The data step seems to run a bit faster if I load TEST in memory using the SASFILE statement. Maybe 15% faster.

Regular Contributor
Posts: 151

## Re: SQL Cartesian product optimization

In case you are wondering why the OP hasn't responded - my original query was 4 years ago, and I don't have the data handy now to check your strategies. However, please don't let that stop you :smileygrin:

PROC Star
Posts: 2,363

## Re: SQL Cartesian product optimization

Oops, I didn't see that this thread had been resurrected..

In case this issue arises again for someone, there are probably ways to speed up the code further, for eg by using call set instead of getvarn(), or by using arrays.

PROC Star
Posts: 2,363

## Re: SQL Cartesian product optimization

Sorry, I couldn't resist and I had to try!
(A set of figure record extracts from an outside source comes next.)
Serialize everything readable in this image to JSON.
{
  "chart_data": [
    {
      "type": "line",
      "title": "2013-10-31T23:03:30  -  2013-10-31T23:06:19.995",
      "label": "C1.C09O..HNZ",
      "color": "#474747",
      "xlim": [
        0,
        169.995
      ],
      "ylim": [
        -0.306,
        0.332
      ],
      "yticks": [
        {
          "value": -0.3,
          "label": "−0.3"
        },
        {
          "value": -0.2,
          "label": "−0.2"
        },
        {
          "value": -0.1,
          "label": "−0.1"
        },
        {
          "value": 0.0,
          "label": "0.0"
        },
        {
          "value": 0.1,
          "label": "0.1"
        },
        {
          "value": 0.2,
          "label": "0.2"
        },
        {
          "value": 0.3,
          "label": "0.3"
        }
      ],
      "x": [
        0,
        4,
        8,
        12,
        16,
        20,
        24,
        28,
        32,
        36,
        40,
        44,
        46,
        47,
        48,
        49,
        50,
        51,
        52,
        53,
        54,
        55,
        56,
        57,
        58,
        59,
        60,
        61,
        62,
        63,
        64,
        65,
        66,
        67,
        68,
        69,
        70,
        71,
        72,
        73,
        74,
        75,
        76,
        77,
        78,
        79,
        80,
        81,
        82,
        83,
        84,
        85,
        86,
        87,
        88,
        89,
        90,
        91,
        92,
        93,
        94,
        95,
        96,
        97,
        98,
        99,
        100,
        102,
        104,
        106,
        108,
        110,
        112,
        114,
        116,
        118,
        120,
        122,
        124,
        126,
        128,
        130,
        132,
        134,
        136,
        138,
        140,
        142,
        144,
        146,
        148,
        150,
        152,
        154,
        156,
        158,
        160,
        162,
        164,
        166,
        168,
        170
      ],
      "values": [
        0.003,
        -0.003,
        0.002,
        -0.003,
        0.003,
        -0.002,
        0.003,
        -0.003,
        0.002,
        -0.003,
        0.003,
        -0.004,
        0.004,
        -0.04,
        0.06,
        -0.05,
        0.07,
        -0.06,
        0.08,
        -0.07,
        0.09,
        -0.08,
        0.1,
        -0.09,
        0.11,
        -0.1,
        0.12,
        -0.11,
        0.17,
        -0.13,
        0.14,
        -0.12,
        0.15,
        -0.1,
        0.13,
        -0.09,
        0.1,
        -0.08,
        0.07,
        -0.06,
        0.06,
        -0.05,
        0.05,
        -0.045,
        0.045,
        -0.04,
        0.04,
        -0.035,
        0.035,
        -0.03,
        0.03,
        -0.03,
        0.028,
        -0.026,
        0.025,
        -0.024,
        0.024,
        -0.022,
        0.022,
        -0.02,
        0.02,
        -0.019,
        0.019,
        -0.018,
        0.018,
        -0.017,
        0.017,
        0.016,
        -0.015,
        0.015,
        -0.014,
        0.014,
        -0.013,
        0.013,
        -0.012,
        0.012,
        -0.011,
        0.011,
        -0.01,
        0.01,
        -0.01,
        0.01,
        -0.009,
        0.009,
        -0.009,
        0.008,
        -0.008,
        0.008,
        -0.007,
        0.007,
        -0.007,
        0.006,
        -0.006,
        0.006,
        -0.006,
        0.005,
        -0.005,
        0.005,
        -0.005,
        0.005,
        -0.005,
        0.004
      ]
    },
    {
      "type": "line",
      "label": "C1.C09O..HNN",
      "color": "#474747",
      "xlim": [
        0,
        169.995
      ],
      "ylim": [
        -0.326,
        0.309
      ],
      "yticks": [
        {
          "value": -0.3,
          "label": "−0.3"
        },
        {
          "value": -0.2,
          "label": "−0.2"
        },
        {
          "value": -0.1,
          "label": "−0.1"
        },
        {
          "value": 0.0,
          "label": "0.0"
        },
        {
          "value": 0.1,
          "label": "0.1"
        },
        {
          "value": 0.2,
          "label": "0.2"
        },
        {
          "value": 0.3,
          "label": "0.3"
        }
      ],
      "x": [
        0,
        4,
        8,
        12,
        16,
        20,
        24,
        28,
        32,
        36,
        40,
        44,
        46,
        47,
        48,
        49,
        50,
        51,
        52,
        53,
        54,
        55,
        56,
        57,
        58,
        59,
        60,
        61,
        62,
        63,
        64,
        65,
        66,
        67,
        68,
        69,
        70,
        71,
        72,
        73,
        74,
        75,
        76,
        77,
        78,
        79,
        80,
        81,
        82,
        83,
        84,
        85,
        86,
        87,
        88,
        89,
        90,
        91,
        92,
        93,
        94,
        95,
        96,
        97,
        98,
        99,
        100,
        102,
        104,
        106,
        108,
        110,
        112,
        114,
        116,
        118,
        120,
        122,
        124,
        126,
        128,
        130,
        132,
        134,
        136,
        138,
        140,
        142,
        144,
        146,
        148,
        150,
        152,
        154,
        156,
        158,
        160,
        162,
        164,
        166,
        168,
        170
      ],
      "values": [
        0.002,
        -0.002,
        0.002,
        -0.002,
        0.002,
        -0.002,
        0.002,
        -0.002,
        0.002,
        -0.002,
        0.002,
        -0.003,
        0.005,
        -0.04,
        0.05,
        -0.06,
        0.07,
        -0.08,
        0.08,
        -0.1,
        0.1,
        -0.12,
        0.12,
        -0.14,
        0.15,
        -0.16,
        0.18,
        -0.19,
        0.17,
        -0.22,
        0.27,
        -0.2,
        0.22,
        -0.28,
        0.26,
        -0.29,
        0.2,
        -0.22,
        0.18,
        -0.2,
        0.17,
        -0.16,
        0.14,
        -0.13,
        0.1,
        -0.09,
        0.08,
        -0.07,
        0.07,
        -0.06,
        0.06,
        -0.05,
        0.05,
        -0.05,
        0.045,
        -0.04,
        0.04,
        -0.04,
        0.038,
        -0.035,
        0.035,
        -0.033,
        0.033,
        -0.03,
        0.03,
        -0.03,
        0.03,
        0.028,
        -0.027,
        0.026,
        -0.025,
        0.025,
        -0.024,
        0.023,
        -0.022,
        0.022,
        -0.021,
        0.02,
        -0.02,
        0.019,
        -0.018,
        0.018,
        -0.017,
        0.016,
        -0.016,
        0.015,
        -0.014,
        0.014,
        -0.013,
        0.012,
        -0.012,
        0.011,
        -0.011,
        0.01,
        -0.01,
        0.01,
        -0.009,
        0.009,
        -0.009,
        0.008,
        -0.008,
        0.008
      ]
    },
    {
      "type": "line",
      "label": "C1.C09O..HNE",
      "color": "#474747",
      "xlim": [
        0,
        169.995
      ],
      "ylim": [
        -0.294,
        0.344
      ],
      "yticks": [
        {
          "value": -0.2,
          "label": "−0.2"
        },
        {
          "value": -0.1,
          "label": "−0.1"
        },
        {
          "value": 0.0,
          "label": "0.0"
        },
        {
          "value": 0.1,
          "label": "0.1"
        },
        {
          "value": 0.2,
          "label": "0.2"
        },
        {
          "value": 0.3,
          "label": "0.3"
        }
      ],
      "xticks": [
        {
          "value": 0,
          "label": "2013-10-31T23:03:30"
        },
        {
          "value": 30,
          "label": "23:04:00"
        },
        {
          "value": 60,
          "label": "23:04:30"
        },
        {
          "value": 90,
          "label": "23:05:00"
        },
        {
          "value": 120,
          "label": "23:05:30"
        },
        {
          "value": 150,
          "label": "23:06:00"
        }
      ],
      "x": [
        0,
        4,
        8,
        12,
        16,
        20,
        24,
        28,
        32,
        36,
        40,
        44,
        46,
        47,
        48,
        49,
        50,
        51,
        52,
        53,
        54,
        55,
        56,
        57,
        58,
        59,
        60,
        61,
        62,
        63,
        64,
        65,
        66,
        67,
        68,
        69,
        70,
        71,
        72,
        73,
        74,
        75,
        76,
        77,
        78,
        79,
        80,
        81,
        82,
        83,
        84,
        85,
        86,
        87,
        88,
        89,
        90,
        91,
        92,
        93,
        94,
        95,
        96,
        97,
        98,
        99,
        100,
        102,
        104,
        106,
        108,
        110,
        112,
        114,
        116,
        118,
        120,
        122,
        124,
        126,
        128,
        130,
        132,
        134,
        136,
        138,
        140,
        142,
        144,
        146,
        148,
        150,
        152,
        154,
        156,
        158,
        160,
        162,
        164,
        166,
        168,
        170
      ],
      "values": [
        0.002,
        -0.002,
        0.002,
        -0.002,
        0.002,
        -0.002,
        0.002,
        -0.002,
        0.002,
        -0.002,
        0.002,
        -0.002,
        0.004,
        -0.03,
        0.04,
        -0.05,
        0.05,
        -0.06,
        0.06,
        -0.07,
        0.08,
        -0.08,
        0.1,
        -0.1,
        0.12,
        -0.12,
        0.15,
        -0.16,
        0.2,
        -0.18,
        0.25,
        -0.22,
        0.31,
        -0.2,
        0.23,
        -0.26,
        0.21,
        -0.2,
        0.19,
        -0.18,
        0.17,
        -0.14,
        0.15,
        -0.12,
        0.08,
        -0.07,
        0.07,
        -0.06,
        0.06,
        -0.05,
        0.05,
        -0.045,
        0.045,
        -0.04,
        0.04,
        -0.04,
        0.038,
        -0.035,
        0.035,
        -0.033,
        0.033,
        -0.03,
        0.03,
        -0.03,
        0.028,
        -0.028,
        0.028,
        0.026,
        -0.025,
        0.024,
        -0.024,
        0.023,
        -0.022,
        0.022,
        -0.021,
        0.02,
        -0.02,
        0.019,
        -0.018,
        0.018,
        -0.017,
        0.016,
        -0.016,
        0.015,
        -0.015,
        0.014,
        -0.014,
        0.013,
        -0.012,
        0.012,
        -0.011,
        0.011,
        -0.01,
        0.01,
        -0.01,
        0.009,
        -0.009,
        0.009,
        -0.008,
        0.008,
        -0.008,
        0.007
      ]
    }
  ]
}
call set brings significant benefits, but the last benchmark, using arrays, is  50 ( fifty ! ) times faster than the basic SQL cartesian product.

The full test with 50,000 observations takes less than a minute (This was run on a slightly faster PC).

For more reading about SAS programming for speed, see my book:

High-Performance SAS Coding: Christian Graffeuille: 9781512397499: Amazon.com: Books

High-Performance SAS Coding: Polychrome: Christian Graffeuille: 9781514362310: Amazon.com: Books

Regular Contributor
Posts: 151

## Re: SQL Cartesian product optimization

Very impressive. I guess this could also be done in proc iml with a similar performance. Maybe the code would be even neater?

PROC Star
Posts: 2,363

## Re: SQL Cartesian product optimization

I can't see how the code could be any neater ...

Regular Contributor
Posts: 151

## Re: SQL Cartesian product optimization

Please accept my most humble apologies. Your code is indeed very neat .  However, IML would not need the code setting up the arrays. (But I'm too lazy to write it).

PROC Star
Posts: 2,363

## Re: SQL Cartesian product optimization

No need to apologise, my comment was tongue in cheek.

I had to try a a couple more things, now on the full data.

1- 10 seconds saving when sorting by latitude and stopping the matching attempts as soon as values are too high.

2- Partitioning divides times further. Here, times are divided by 5 by creating 6 partitions; down to 10s.

I tried proc DS2 as this process is very suitable for parallelisation, but proc DS2 seems to only process observations in parallel, not do loop partitions. So not suitable here, unless someone better at proc ds2 than me can show us how it's done.